Garett Uyesugi, a paintballer who owns Island Hobbies in Kahului and sells paintball gear, said that without insurance and referees, Maui players have resulted to "renegade" games. They use private property and publicly owned uninhabited jungles and forests. This would eliminate paintball-related trespassing arrests, Uyesugi said.
The games will probably be about $20 per person if the participant has a membership, not including equipment rental and pellets. Residents would get a discount, Hansen said. The cost varies greatly on how much people spend on guns and pellets. An automatic gun can go through 2,000 rounds in a game.
The commissioners expressed almost no knowledge about paintball. They asked how loud the guns are, which is just a quick yelp of air. A paintball is a gelatin-filled ball of nontoxic paint. The caps wash away in the rain, Hansen said.
But the paint has been known to stain if it's allowed to dry.
The sport itself is essentially a capture-the-flag sport with air-compressed paint pellets hurled toward players. Once hit, the person is out. The pellets can bruise but rarely break the skin.

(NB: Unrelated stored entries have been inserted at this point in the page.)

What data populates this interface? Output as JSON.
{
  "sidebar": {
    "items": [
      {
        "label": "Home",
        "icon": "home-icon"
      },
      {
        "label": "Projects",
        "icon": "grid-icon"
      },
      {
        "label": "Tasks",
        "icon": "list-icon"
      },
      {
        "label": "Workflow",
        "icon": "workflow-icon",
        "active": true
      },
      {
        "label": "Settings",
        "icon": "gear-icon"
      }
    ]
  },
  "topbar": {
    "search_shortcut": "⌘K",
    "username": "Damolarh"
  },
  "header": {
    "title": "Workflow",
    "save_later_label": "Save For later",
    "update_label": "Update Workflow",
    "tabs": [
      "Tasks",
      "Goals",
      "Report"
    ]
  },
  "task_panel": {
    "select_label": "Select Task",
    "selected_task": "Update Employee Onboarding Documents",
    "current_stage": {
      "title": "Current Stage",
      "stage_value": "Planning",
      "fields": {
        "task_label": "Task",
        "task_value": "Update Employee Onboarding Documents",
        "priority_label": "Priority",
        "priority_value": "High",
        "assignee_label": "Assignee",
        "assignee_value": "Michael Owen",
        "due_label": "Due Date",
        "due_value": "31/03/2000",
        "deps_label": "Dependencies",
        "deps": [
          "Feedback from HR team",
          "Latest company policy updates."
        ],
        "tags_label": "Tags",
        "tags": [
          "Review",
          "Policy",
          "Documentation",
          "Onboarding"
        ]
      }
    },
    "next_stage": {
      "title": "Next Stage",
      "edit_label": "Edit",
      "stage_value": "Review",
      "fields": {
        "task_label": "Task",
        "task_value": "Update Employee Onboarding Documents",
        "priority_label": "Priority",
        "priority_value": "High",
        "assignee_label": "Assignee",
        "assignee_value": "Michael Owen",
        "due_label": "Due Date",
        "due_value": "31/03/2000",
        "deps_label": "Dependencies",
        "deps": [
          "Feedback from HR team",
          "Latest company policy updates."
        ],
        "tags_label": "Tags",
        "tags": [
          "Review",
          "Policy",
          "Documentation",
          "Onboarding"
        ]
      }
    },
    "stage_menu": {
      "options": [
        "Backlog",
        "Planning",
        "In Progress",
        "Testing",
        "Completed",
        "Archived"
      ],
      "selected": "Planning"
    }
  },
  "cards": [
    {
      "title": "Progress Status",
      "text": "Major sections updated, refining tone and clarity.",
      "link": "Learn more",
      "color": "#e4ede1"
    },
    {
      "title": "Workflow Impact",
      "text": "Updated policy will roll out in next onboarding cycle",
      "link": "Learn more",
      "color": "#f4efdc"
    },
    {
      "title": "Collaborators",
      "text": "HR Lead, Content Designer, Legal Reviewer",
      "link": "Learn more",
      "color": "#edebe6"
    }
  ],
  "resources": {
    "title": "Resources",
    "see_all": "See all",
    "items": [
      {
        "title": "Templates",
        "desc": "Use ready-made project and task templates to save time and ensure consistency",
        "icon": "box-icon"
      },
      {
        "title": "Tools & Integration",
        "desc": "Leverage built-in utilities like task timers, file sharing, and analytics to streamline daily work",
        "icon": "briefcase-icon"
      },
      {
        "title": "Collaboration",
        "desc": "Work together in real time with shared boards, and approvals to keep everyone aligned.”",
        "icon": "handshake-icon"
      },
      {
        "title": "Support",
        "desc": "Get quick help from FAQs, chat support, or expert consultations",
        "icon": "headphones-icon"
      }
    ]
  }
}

Hansen said the highway was much louder than the guns, and there are no homes in the immediate area to be disturbed by players yelling and laughing. The hours would be 9 a.m. to 6 p.m.
Frampton noted that the three play fields would have screens up to 20 feet high. Trees also would block the paintballs from the highway 100 feet away, he said in response to commissioner concerns.
As for Olowalu town development, plans are on hold, so Hansen may not have to find another suitable location in 2017. It's still uncertain if the Maui County Council would include the proposed new Olowalu in the Maui Island Plan, a master planning document under review by the council's General Plan Committee.
Hansen may not have to leave his land license agreement ever, if he is successful and Olowalu town is not.
In other commission news, members unanimously approved a couple of land use amendments for KG Maui Development's 13-lot Pulelehuakea Residential Subdivision in Pukalani. The changes were required to make the plan consistent with golf course use.
Finally, the commission deferred a vote on plans for a new church, Iglesia Ni Cristo, due to a notification error by the applicants.